International shipping authorities and Western governments have urged tanker operators not to pay fees demanded by Iran for passage through the Strait of Hormuz, one of the world's most critical oil shipping lanes, through which roughly 20% of global oil supply transits daily.
The warnings came after a ceasefire agreement, reportedly reached earlier this week, failed to restore normal shipping traffic through the waterway. Operators had hoped the agreement would ease tensions and allow vessels to pass freely, but disruptions have continued, with Iran reportedly demanding financial payments from commercial vessels seeking to transit the strait.
Shipping industry groups and Western naval advisories have cautioned that paying such fees could be interpreted as legitimising Iranian control over an internationally recognised waterway, and may also expose companies to sanctions risk. The Strait of Hormuz is considered international waters under the United Nations Convention on the Law of the Sea (UNCLOS), and no single nation has the legal right to charge transit fees.

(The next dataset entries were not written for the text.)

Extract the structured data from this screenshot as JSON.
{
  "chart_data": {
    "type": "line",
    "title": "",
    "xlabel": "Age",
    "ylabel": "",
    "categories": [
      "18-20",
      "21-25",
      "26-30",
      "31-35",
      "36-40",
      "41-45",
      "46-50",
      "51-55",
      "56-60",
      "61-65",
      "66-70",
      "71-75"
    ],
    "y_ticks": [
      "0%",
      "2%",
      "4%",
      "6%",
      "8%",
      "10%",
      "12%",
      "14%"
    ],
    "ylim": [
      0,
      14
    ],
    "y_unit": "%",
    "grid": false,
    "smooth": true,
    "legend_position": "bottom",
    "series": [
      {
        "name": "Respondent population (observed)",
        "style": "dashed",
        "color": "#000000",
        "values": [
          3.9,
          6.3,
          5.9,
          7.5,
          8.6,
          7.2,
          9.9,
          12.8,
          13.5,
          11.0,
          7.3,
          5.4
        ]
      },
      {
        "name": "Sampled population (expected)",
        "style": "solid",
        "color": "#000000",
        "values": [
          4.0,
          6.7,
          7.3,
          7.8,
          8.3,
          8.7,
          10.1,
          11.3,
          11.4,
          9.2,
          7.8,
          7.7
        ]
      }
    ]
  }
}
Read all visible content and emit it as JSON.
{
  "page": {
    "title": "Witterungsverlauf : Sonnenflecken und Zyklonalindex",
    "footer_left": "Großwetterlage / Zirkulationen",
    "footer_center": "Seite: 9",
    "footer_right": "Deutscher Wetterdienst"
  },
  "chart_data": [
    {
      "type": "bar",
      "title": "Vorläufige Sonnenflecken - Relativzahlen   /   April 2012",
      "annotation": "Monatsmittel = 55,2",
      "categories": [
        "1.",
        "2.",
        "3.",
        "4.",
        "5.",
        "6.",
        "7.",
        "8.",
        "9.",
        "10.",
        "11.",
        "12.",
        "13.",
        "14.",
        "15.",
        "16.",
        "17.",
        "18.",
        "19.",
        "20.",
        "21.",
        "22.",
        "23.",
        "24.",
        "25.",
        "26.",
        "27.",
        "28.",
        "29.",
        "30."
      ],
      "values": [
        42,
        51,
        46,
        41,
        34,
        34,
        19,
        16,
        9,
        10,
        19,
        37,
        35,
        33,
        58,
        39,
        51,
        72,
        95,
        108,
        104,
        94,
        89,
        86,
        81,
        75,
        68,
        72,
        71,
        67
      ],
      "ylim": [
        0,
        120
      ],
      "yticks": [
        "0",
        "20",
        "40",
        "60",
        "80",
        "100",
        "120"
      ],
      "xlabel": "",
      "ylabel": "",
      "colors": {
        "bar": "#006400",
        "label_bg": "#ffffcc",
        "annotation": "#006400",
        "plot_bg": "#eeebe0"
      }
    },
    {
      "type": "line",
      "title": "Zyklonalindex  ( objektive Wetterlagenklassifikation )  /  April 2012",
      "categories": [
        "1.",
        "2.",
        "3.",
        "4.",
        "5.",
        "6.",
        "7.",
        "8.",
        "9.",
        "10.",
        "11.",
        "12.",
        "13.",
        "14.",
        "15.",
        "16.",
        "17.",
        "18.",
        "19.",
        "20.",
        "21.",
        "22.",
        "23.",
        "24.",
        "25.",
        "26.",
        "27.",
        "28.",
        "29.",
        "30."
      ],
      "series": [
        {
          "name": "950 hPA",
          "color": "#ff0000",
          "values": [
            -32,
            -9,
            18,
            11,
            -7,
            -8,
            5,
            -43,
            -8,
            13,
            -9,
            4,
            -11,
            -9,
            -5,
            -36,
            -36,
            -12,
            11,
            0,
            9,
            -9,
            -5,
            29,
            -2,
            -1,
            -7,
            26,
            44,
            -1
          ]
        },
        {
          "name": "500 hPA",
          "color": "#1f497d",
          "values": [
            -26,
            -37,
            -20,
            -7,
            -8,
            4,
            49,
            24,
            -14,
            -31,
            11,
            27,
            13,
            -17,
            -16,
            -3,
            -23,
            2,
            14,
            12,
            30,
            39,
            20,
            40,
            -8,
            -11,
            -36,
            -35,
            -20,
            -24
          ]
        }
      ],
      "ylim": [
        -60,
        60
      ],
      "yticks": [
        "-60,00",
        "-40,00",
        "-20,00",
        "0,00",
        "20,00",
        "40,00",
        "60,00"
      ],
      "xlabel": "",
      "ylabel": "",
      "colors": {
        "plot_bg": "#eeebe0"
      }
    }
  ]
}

The disruption has raised fresh concerns about global energy security. The strait, located between Iran and Oman, is the only sea route connecting the Persian Gulf to the open ocean, making it a chokepoint for oil exports from Saudi Arabia, the UAE, Kuwait, and Iraq. Any prolonged blockage or fee regime could have significant consequences for global oil prices and supply chains.
Naval forces from several countries are reported to be monitoring the situation closely. Diplomatic efforts are ongoing to restore freedom of navigation through the strait, though no resolution had been confirmed as of April 11, 2026.